There aren’t many Black American Females in the STEM field. It’s very uncommon actually
You are the minority, a Black Woman in STEM…We’re the minority in STEM fields
(Interview #1, May, Lexi, Nicole, & Buttercup; Interview #2, Ginnette)
In this stanza, we clearly see that the participants have an “intersectional recognition of their Black woman identity,” and how they relate this identity to the sciences. This combination of identities is perceived as a distinct barrier to entering and persisting in STEM. This is characterized both as an external barrier, from their environment and people in the field, and an internal barrier, from conflicting beliefs on who can be a scientist.
(XII) Being a Black Female in STEM means success…It can be powerful
Just one of few. The cream of the crop.
There were two African American women in that lab, I appreciated that
My identity as a Black Woman drives me to do my best in STEM
For now, I’m the minority in STEM. They’ll see me as a Black Woman
There is nothing that I can do to really change, I might as well work with what I have:
(Interview #2, May, Nicole, & Teresa; Interview# 1, Lexi & Buttercup)
Here we see participants conceptualizing themselves as active agents in how they maneuver through STEM as Black women. They find power in their identities, and redefine these identities in a STEM context in a positive way, separate from the oppressions they experience. This positive contextualization of their intersecting identities lends an alternative meaning that may protect their path in science.
These narratives spell out a nuanced picture of the intersection of race, gender, and science identity for the Black women in the study. Their identities of being Black and women work as both risk factors and forms of protection, spanning the vulnerability continuum.
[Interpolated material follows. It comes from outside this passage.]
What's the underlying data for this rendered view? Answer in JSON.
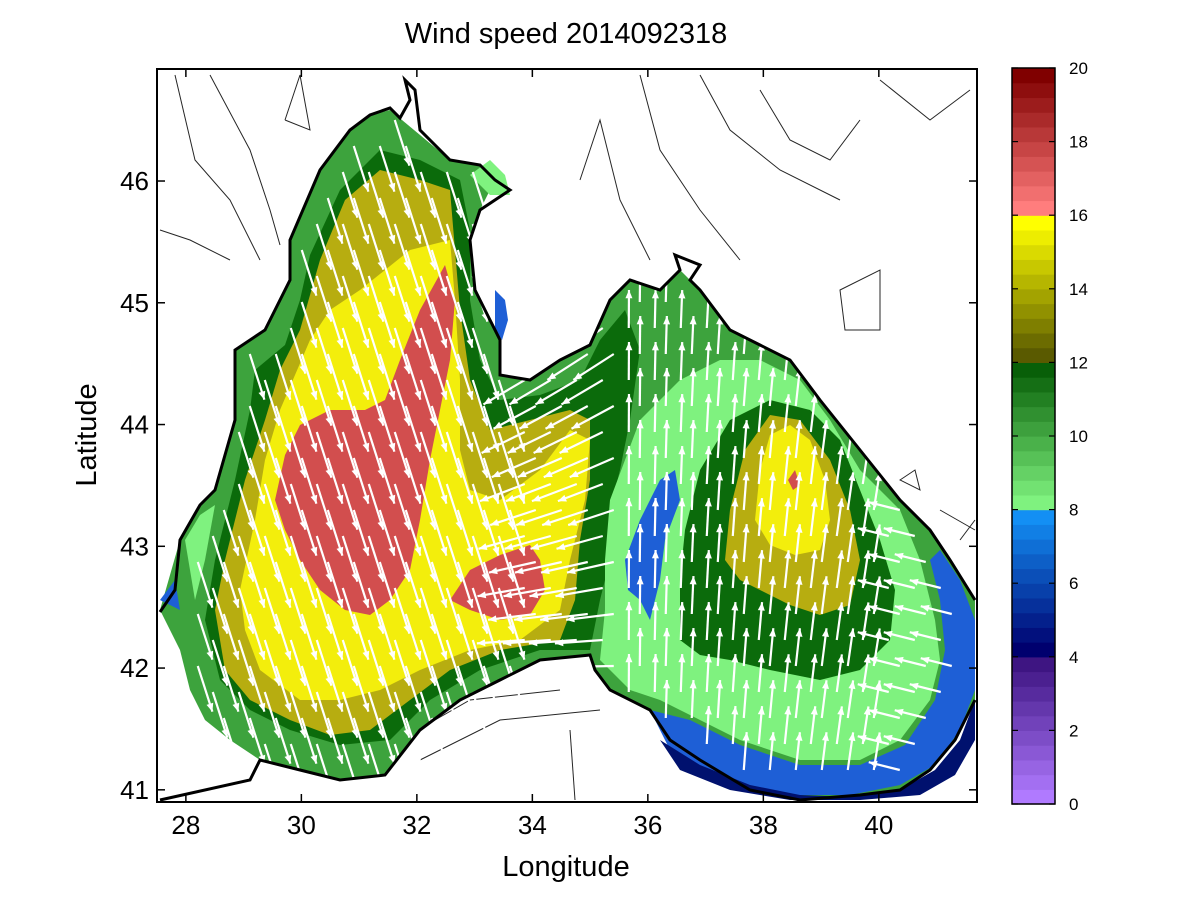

They drew connections between their identities and negative experiences in the field, such as stereotypes and racism. On the other hand, the authors write that their identities also serve a positive role: “Despite the recognition of society’s negative ascription to a Black racial identity, the Black women found solace, pride, and support in their Black racial identity previously affirmed through positive encounters.”
Finally, the authors emphasize the importance of an intersectional framework, writing: “In their conceptualization of their identity as Black women, the participants provided information that was specific and unique to the Black woman experience.” The findings of this study, which show that this identity is connected to “resilience and persistence” in pursuing STEM degrees, speaks to the power of the study’s titular #BlackGirlMagic.
These two studies give insights into the specific experiences of being a Black woman in physics and in STEM more broadly. They demonstrate how these scientists find power in their identities, but face systemic and interpersonal racism and sexism. The authors further show how men and non-Black folks maintain these barriers, and recommend ways they can do the work of dismantling misogynoir in the field and make it inclusive to Black women astronomers and physicists.
We would like to acknowledge that we are summarizing research outside of our field. While we are trained astronomers and physicists, and practiced writers of paper summaries, we are not experts in social science research. We have done our best to capture the findings of this literature accurately and respectfully, but do defer to the original papers and to the authors of the studies.